Besides, these excuses way more fun than “the commodity price is lower than we thought.”
No Freakin’ Whey
I like cheese and mining stocks. I never thought I’d find a way to combine these two interests. But then I read this Mugglehead article and realized anything is possible:
“Researchers from public research university, ETH Zurich, have found a novel way to use cheese byproducts to aid with mineral recycling.
Cheese makers separate curds from whey, producing nearly nine pounds of watery by-product for every pound of cheddar. This leftover whey contains proteins that, when heated in acid, twist into ultra-thin amyloid fibrils.
Researchers in Zurich discovered they could use these fibrils to create a feather-light sponge that attracts gold more than other metals found in shredded electronics. They mixed the fibrils into a gel and dried it into an aerogel—an airy material similar to Styrofoam, but on a much smaller scale.

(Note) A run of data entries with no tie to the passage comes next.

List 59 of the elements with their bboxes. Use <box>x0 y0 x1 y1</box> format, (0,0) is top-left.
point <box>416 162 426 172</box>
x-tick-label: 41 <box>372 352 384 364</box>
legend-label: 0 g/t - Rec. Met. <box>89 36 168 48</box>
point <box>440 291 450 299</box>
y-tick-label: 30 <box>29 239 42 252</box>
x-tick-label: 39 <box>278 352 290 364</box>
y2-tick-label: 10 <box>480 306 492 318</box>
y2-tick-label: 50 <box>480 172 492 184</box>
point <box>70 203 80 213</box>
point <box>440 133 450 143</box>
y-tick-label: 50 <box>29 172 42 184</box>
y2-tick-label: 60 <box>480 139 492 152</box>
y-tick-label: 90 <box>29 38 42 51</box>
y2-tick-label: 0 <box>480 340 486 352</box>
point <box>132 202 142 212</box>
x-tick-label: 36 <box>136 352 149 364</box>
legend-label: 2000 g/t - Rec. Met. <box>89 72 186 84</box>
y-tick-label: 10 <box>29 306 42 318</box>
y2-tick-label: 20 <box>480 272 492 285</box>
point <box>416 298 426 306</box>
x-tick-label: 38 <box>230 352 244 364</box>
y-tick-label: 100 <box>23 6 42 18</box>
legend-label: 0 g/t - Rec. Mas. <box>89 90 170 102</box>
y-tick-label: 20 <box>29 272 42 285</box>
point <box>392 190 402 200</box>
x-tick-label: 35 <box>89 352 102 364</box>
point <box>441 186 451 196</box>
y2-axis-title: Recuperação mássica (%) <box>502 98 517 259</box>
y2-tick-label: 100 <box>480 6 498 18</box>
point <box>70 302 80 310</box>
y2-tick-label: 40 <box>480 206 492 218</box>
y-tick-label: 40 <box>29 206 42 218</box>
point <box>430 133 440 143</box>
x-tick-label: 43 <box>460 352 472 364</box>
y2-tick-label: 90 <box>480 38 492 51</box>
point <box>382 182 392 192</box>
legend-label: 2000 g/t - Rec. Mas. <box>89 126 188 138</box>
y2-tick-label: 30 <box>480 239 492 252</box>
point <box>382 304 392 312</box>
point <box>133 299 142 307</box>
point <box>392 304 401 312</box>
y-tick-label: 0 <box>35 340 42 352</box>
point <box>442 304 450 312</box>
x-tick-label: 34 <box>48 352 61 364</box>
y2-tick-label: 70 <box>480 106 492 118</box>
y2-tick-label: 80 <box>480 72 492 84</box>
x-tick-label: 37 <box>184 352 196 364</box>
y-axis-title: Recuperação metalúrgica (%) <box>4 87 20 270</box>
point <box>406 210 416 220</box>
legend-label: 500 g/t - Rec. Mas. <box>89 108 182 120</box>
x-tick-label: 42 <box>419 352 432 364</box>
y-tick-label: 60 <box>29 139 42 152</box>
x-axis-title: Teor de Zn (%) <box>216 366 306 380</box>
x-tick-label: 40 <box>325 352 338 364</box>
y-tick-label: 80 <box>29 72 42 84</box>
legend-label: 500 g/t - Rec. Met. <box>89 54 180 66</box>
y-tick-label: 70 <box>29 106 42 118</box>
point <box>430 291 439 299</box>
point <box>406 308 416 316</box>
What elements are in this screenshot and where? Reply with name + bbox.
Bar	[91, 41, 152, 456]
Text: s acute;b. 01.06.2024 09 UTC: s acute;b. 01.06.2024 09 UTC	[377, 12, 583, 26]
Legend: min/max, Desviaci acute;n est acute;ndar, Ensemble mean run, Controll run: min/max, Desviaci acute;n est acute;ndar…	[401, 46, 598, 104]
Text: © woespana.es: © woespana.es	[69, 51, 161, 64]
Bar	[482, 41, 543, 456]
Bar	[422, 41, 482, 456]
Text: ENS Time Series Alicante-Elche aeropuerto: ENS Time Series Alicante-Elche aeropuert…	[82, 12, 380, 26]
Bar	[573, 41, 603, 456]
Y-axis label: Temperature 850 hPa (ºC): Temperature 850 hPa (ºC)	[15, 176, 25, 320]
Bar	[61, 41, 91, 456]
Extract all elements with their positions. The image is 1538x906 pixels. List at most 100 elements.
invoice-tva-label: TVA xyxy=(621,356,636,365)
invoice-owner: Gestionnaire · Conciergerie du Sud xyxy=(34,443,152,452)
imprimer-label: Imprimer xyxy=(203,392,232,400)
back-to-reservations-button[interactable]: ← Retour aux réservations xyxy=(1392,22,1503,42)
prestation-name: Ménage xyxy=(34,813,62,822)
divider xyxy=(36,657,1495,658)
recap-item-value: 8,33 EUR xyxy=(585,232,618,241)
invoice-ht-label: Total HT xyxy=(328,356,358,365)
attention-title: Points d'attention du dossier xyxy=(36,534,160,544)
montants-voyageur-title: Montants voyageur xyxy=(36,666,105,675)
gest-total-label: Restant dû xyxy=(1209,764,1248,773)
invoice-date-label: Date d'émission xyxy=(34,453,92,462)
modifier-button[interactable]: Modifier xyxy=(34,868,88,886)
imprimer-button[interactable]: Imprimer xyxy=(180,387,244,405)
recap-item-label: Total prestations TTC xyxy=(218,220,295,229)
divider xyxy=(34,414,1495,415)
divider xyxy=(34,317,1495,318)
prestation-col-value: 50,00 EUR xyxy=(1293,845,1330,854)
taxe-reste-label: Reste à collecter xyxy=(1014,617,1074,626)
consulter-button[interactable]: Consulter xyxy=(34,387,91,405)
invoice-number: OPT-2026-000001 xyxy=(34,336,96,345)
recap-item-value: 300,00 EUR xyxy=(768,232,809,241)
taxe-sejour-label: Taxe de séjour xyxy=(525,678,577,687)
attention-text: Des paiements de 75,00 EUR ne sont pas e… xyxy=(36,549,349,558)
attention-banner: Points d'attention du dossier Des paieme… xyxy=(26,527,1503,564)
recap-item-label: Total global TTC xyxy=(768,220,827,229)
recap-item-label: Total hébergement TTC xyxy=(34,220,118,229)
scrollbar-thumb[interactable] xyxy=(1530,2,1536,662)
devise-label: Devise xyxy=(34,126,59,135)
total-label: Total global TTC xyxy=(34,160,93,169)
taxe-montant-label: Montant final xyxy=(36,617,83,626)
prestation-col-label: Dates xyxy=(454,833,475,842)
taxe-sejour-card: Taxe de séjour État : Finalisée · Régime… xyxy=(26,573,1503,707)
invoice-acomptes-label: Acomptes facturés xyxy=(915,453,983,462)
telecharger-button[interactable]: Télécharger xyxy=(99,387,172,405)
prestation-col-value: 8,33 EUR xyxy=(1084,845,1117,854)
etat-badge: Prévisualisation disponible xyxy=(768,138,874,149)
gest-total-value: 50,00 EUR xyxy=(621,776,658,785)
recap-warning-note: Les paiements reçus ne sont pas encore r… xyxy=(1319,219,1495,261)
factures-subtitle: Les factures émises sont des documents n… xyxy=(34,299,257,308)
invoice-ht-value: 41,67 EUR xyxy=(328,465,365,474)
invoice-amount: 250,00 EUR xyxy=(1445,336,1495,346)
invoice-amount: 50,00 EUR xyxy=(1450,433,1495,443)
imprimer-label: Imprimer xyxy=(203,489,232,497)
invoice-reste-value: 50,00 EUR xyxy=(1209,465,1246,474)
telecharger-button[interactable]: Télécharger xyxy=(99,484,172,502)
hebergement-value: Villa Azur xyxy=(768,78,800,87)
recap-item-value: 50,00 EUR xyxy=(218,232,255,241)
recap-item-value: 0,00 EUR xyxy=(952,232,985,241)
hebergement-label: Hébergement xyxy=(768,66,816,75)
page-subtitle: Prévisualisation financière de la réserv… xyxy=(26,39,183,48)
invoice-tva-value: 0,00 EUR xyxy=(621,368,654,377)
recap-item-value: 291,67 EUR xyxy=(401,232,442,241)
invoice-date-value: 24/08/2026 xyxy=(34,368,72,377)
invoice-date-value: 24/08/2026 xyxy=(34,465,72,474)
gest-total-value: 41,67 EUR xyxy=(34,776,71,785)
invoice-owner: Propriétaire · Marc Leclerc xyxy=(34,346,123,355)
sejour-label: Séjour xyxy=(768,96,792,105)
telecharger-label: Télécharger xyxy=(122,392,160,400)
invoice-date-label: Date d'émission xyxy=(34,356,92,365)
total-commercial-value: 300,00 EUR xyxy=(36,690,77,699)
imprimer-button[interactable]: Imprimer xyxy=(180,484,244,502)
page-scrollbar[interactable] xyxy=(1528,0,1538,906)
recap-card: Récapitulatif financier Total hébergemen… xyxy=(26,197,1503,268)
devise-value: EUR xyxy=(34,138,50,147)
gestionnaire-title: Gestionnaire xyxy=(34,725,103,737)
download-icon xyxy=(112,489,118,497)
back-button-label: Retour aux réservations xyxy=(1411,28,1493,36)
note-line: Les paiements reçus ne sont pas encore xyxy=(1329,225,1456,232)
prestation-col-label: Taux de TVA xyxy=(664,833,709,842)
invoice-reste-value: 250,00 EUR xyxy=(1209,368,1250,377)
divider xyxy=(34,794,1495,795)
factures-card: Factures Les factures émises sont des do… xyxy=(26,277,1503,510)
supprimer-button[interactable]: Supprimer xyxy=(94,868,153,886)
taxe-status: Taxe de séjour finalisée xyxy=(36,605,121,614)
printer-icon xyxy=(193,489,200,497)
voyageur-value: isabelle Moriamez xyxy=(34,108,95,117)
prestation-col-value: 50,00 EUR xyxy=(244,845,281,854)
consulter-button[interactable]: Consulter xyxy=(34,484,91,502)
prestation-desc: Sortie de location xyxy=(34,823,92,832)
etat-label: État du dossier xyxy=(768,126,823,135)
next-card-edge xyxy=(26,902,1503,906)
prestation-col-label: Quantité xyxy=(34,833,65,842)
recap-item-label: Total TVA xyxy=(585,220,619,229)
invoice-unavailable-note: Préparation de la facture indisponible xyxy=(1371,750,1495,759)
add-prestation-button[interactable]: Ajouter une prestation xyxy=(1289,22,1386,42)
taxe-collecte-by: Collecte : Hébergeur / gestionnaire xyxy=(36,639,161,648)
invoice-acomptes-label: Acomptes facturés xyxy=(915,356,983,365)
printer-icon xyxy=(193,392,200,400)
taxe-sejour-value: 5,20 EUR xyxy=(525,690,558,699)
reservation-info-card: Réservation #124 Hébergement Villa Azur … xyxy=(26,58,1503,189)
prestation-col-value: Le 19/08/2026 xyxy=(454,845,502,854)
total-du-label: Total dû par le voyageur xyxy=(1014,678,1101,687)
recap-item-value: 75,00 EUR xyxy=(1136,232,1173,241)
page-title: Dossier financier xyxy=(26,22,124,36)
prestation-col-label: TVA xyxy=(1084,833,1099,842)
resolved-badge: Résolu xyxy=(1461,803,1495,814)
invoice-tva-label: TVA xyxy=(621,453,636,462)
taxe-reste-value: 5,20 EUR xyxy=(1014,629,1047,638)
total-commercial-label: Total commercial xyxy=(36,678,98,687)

This aerogel contains microscopic pores that weave through it, creating vast surface area within a cube no bigger than a crumb.
When dipped into a beaker of dissolved circuit boards, the sponge quickly attracts gold ions, which stick to its proteins. In early tests, the aerogel captured more gold than the plastic resins recyclers usually use.”
Can Sargento start a “mineral recovery” spin-off business using its whey by-product? Does Wisconsin become the next mining technology capital of the world? Who will launch the inaugural cheese-recovery SPAC “Yes Whey Minerals Acquisition Corp I”?
Here’s the other thing. You’ll never look at cheese the same way again. You’ll walk by the cheese section at Whole Foods and think, “Imagine all of the gold they could recover with these blocks of Gouda, Swiss, and Cheddar.”
We truly live in the greatest timeline.